Friday, October 26, 2012

Two of my Stories reprinted in Necessary Fiction

I am very pleased that two of my stories, Abandoned Rooms and Stretch, Open Up, Stretch have been chosen to be reprinted by Stefanie Freele, the October writer in residence at Necessary Fiction. Here is the link.

In introducing Stefanie to Necessary Fiction, editor Steve Himmer suggests that we ‘enjoy the ride this month to whatever compressed universes Stefanie’s going to guide us to’. Stefanie’s perspectives on her theme for the month which is the Earth and the environment, or as she sums it up, ‘Thinking about the planet, the weather, the earth, our stories’, may be found in her article October without a Chill in the Air.

Abandoned Rooms first appeared in Emprise Review and Stretch, Open Up, Stretch has recently been published in Pachinko Magazine.

Tuesday, October 23, 2012

Pangea Readings

At the Thunderbolt, Bristol, July 4, 2012:

At the Blackwell's Bristol launch, July 26, 2012:

At unputdownable, the Bristol Literature Festival, October 20, 2012:

Monday, October 15, 2012

'Stretch, Open Up, Stretch' in Pachinko Magazine

Stretch, Open Up, Stretch appears in the inaugural issue of Pachinko Magazine. This is a story I wrote some years ago and recently edited again before submitting. I am pleased it is published, since in some ways it marked a transition to a more deliberate and crafted style of writing.

The story is accompanied by an amazing illustration by Caitlin Allen.

“Twist, twist further. Back straight.
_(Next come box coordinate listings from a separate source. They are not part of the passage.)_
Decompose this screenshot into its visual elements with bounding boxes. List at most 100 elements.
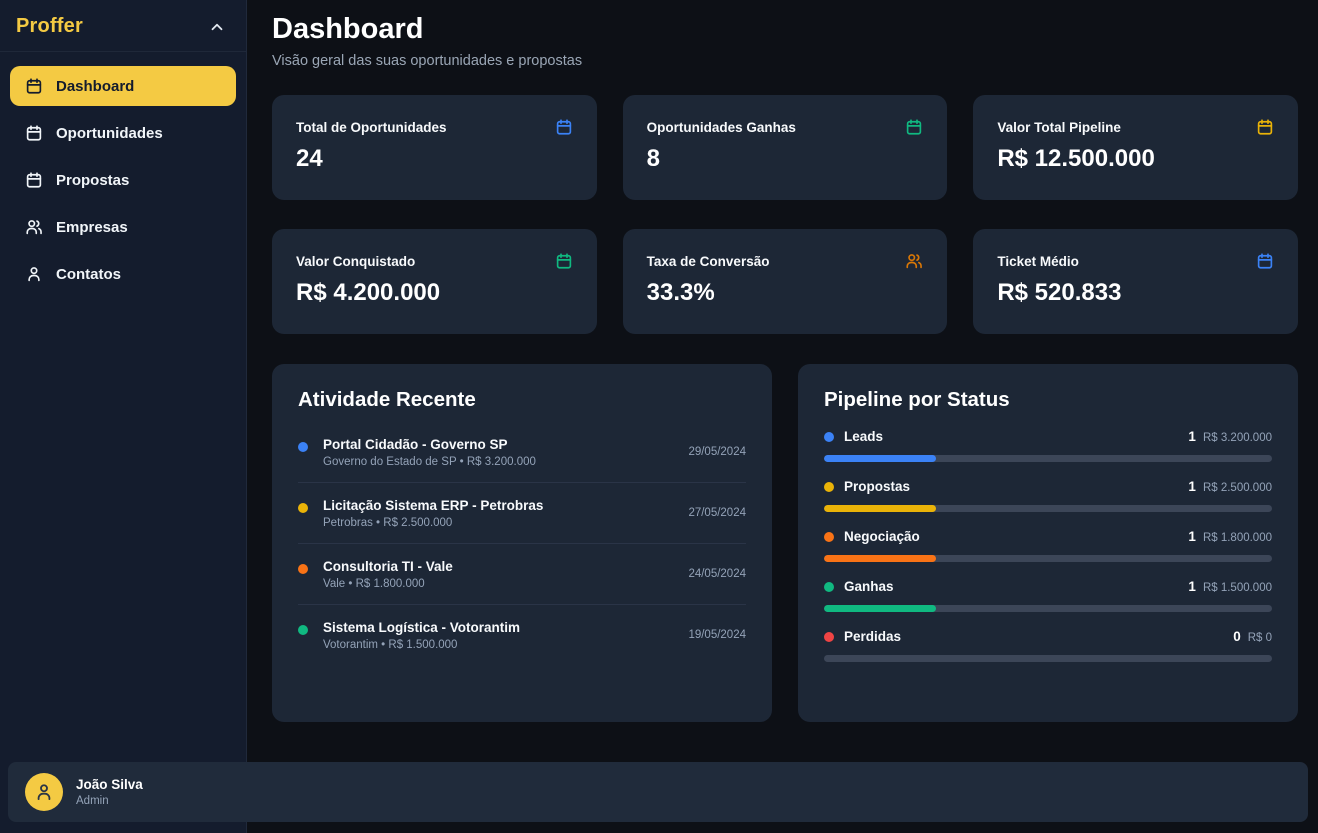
stat-value: 24	[296, 145, 573, 173]
stat-value: 33.3%	[647, 279, 924, 307]
pipeline-value: R$ 0	[1248, 632, 1272, 644]
pipeline-label: Leads	[844, 429, 883, 444]
activity-item: Consultoria TI - Vale Vale • R$ 1.800.00…	[298, 543, 746, 604]
users-icon	[905, 252, 923, 270]
pipeline-value: R$ 1.500.000	[1203, 582, 1272, 594]
activity-item: Sistema Logística - Votorantim Votoranti…	[298, 604, 746, 665]
pipeline-count: 1	[1188, 479, 1196, 494]
calendar-icon	[25, 171, 43, 189]
progress-bar-fill	[824, 555, 936, 562]
pipeline-panel: Pipeline por Status Leads 1 R$ 3.200.000	[798, 364, 1298, 722]
calendar-icon	[555, 118, 573, 136]
user-icon	[34, 782, 54, 802]
status-dot	[824, 482, 834, 492]
activity-list: Portal Cidadão - Governo SP Governo do E…	[298, 422, 746, 665]
stat-label: Ticket Médio	[997, 254, 1079, 269]
sidebar-item-contatos[interactable]: Contatos	[10, 254, 236, 294]
status-dot	[824, 532, 834, 542]
calendar-icon	[1256, 118, 1274, 136]
app-window: Proffer Dashboard Oportunidades	[0, 0, 1318, 833]
pipeline-row-perdidas: Perdidas 0 R$ 0	[824, 629, 1272, 662]
main-content: Dashboard Visão geral das suas oportunid…	[247, 0, 1318, 833]
progress-bar-track	[824, 455, 1272, 462]
stat-value: R$ 520.833	[997, 279, 1274, 307]
calendar-icon	[555, 252, 573, 270]
calendar-icon	[1256, 252, 1274, 270]
stats-grid: Total de Oportunidades 24 Oportunidades …	[272, 95, 1298, 334]
sidebar-collapse-button[interactable]	[206, 16, 228, 38]
stat-label: Total de Oportunidades	[296, 120, 447, 135]
pipeline-label: Ganhas	[844, 579, 894, 594]
user-icon	[25, 265, 43, 283]
pipeline-value: R$ 3.200.000	[1203, 432, 1272, 444]
sidebar: Proffer Dashboard Oportunidades	[0, 0, 247, 833]
chevron-up-icon	[208, 18, 226, 36]
pipeline-label: Negociação	[844, 529, 920, 544]
pipeline-title: Pipeline por Status	[824, 388, 1272, 412]
calendar-icon	[25, 124, 43, 142]
stat-label: Valor Total Pipeline	[997, 120, 1121, 135]
sidebar-item-label: Oportunidades	[56, 125, 163, 142]
user-bar[interactable]: João Silva Admin	[8, 762, 1308, 822]
activity-date: 27/05/2024	[688, 507, 746, 519]
stat-label: Oportunidades Ganhas	[647, 120, 796, 135]
progress-bar-fill	[824, 605, 936, 612]
activity-title: Sistema Logística - Votorantim	[323, 620, 673, 635]
stat-card-taxa-conversao: Taxa de Conversão 33.3%	[623, 229, 948, 334]
stat-value: R$ 4.200.000	[296, 279, 573, 307]
brand-logo: Proffer	[16, 15, 83, 38]
activity-subtitle: Governo do Estado de SP • R$ 3.200.000	[323, 456, 673, 468]
stat-label: Valor Conquistado	[296, 254, 415, 269]
stat-card-total-oportunidades: Total de Oportunidades 24	[272, 95, 597, 200]
panels-row: Atividade Recente Portal Cidadão - Gover…	[272, 364, 1298, 722]
pipeline-count: 1	[1188, 429, 1196, 444]
pipeline-row-negociacao: Negociação 1 R$ 1.800.000	[824, 529, 1272, 562]
calendar-icon	[905, 118, 923, 136]
stat-card-oportunidades-ganhas: Oportunidades Ganhas 8	[623, 95, 948, 200]
activity-date: 24/05/2024	[688, 568, 746, 580]
pipeline-row-leads: Leads 1 R$ 3.200.000	[824, 429, 1272, 462]
pipeline-row-ganhas: Ganhas 1 R$ 1.500.000	[824, 579, 1272, 612]
activity-title: Consultoria TI - Vale	[323, 559, 673, 574]
activity-date: 29/05/2024	[688, 446, 746, 458]
sidebar-nav: Dashboard Oportunidades Propostas Empres…	[0, 52, 246, 308]
pipeline-count: 0	[1233, 629, 1241, 644]
pipeline-label: Perdidas	[844, 629, 901, 644]
pipeline-count: 1	[1188, 579, 1196, 594]
stat-card-ticket-medio: Ticket Médio R$ 520.833	[973, 229, 1298, 334]
activity-date: 19/05/2024	[688, 629, 746, 641]
calendar-icon	[25, 77, 43, 95]
status-dot	[298, 442, 308, 452]
page-title: Dashboard	[272, 13, 1298, 46]
stat-card-valor-conquistado: Valor Conquistado R$ 4.200.000	[272, 229, 597, 334]
progress-bar-track	[824, 555, 1272, 562]
activity-item: Portal Cidadão - Governo SP Governo do E…	[298, 422, 746, 482]
sidebar-item-empresas[interactable]: Empresas	[10, 207, 236, 247]
sidebar-item-label: Dashboard	[56, 78, 134, 95]
activity-title: Portal Cidadão - Governo SP	[323, 437, 673, 452]
progress-bar-fill	[824, 455, 936, 462]
stat-value: R$ 12.500.000	[997, 145, 1274, 173]
status-dot	[824, 632, 834, 642]
progress-bar-track	[824, 655, 1272, 662]
progress-bar-fill	[824, 505, 936, 512]
status-dot	[824, 582, 834, 592]
sidebar-item-oportunidades[interactable]: Oportunidades	[10, 113, 236, 153]
user-role: Admin	[76, 795, 143, 807]
status-dot	[298, 625, 308, 635]
sidebar-item-propostas[interactable]: Propostas	[10, 160, 236, 200]
sidebar-item-label: Empresas	[56, 219, 128, 236]
recent-activity-panel: Atividade Recente Portal Cidadão - Gover…	[272, 364, 772, 722]
sidebar-item-dashboard[interactable]: Dashboard	[10, 66, 236, 106]
activity-item: Licitação Sistema ERP - Petrobras Petrob…	[298, 482, 746, 543]
sidebar-item-label: Propostas	[56, 172, 129, 189]
status-dot	[298, 564, 308, 574]
activity-subtitle: Votorantim • R$ 1.500.000	[323, 639, 673, 651]
status-dot	[298, 503, 308, 513]
stat-value: 8	[647, 145, 924, 173]
users-icon	[25, 218, 43, 236]
progress-bar-track	[824, 605, 1272, 612]
stat-label: Taxa de Conversão	[647, 254, 770, 269]
pipeline-label: Propostas	[844, 479, 910, 494]
pipeline-value: R$ 2.500.000	[1203, 482, 1272, 494]
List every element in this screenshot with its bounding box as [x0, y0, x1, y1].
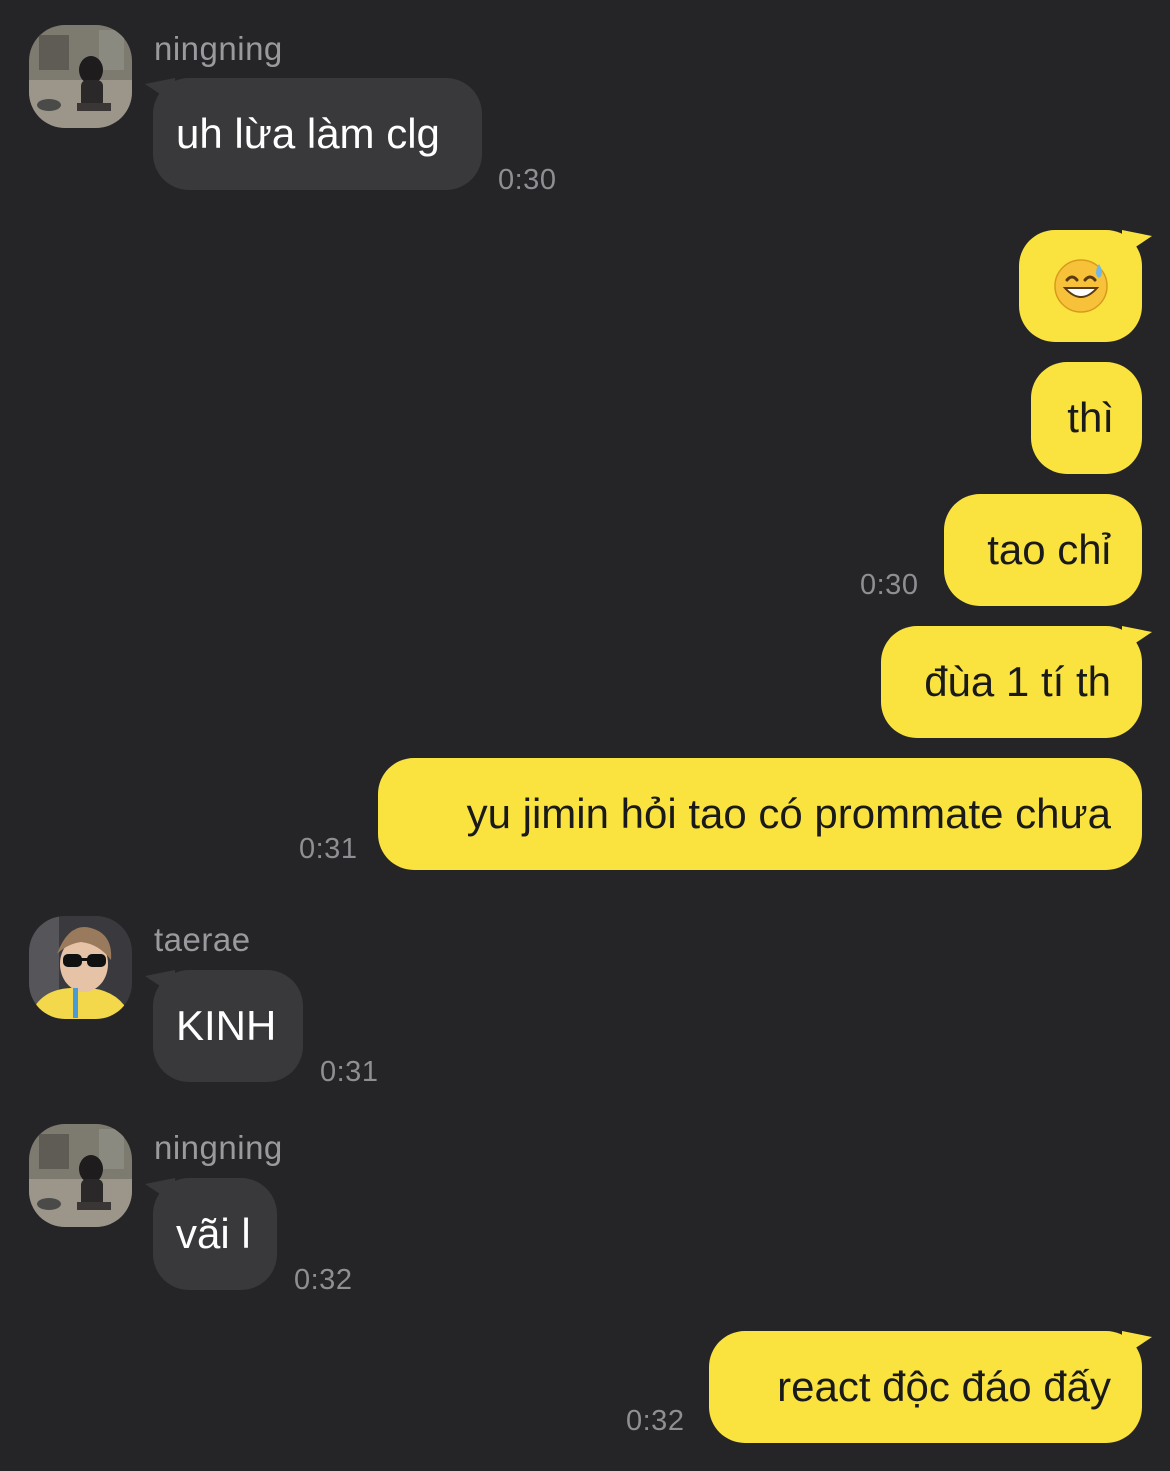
message-bubble[interactable]: tao chỉ — [944, 494, 1142, 606]
bubble-tail-icon — [1122, 626, 1152, 652]
bubble-tail-icon — [1122, 1331, 1152, 1357]
grinning-face-with-sweat-emoji — [1053, 259, 1108, 313]
message-timestamp: 0:32 — [626, 1405, 685, 1437]
message-text: KINH — [176, 1002, 277, 1049]
avatar-taerae[interactable] — [29, 916, 132, 1019]
message-bubble[interactable]: vãi l — [145, 1178, 277, 1290]
sender-name: taerae — [154, 921, 251, 958]
message-bubble[interactable]: đùa 1 tí th — [881, 626, 1152, 738]
message-timestamp: 0:31 — [299, 833, 358, 865]
message-text: yu jimin hỏi tao có prommate chưa — [466, 790, 1111, 837]
avatar-photo-icon — [29, 916, 132, 1019]
message-timestamp: 0:30 — [498, 164, 557, 196]
avatar-ningning[interactable] — [29, 1124, 132, 1227]
message-text: tao chỉ — [987, 526, 1111, 573]
message-text: uh lừa làm clg — [176, 110, 440, 157]
bubble-tail-icon — [1122, 230, 1152, 256]
bubble-tail-icon — [145, 1178, 175, 1204]
message-text: thì — [1067, 394, 1114, 441]
message-bubble[interactable]: react độc đáo đấy — [709, 1331, 1152, 1443]
message-bubble[interactable]: uh lừa làm clg — [145, 78, 482, 190]
avatar-photo-icon — [29, 1124, 132, 1227]
bubble-tail-icon — [145, 78, 175, 104]
message-text: đùa 1 tí th — [924, 658, 1111, 705]
bubble-tail-icon — [145, 970, 175, 996]
avatar-photo-icon — [29, 25, 132, 128]
chat-conversation: ningning uh lừa làm clg 0:30 thì tao chỉ… — [0, 0, 1170, 1471]
message-timestamp: 0:30 — [860, 569, 919, 601]
message-bubble[interactable]: KINH — [145, 970, 303, 1082]
sender-name: ningning — [154, 30, 283, 67]
message-bubble[interactable]: thì — [1031, 362, 1142, 474]
sender-name: ningning — [154, 1129, 283, 1166]
message-timestamp: 0:32 — [294, 1264, 353, 1296]
message-text: vãi l — [176, 1210, 251, 1257]
message-text: react độc đáo đấy — [777, 1363, 1111, 1410]
message-bubble[interactable] — [1019, 230, 1152, 342]
message-timestamp: 0:31 — [320, 1056, 379, 1088]
avatar-ningning[interactable] — [29, 25, 132, 128]
message-bubble[interactable]: yu jimin hỏi tao có prommate chưa — [378, 758, 1142, 870]
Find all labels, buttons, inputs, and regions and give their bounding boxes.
Do you feel the deep stretch in your hip?” Kamini could feel it, releasing, opening, stretching.

Friday, October 5, 2012

Out of Print 9

Out of Print 9 features a single work by U R Ananthamurthy. The Hunt, The Bangle and The Chameleon, has not been published in translated form before.

The cover is an image from a collaborative community project by N S Harsha.

Chandrahas Choudhury in his review of the recently translated Bharathipura (translation, Sushila Punitha, Oxford University Press, 2011) comments that ‘Mr Ananthamurthy … takes as his great theme Hinduism's relationship to modernity.’ Professor Anathamurthy’s work, Tim Parks says ‘has the all difficulty and rewards of the genuinely exotic, … [in comparison to] the far more familiar Indians writing in English ... who have used their energy and imagination to present a version of India to the West where exoticism is at once emphasized and made easy.

One of Professor Ananthamurthy’s most acclaimed novels is Samskara: A Rite for a Dead Man (translation A K Ramanujan, Oxford University Press, 1976) later made into an award winning film by Pattabhi Rama Reddy. In India: A Wounded Civilisation (Andre Deutsch 1977, Penguin, 1979), V S Naipaul sees the novel that in his view captures ‘the Indian idea of the self’, as ‘a form of social inquiry’ which highlights the decay of Indian civilisation. Refuting this as too limited an interpretation, R K Gupta in his article, The ‘Fortunate Fall’ in U R Anantha Murthy’s Samskara (International Fiction Review, 7 (1), 1980, pp. 20-28) suggests that the ‘moral and spiritual growth’ of the protagonist, the Brahmin Praneshacharya ‘through what might be called his "fortunate fall" defines the theme and controls the form’ of the novel. The critical event of the acharya’s ‘felix culpa’ is his encounter with Chandri, a woman of low caste that leaves him recognising that ‘he has lost his virtue. At the same time ... he has ... [a] sense of having attained ... not only physical and emotional fulfillment but also an increased moral awareness as well as a broadening and refining of his human perceptions.’ 

We offer that The Hunt, The Bangle and TheChameleon explores both the social themes of transition and modernity that occupy Professor Ananthamurthy, as well as the transformation of the individual, although here, the defining change in the protagonist, Krishnaswamy comes not from an encounter with sin, but rather with innocence.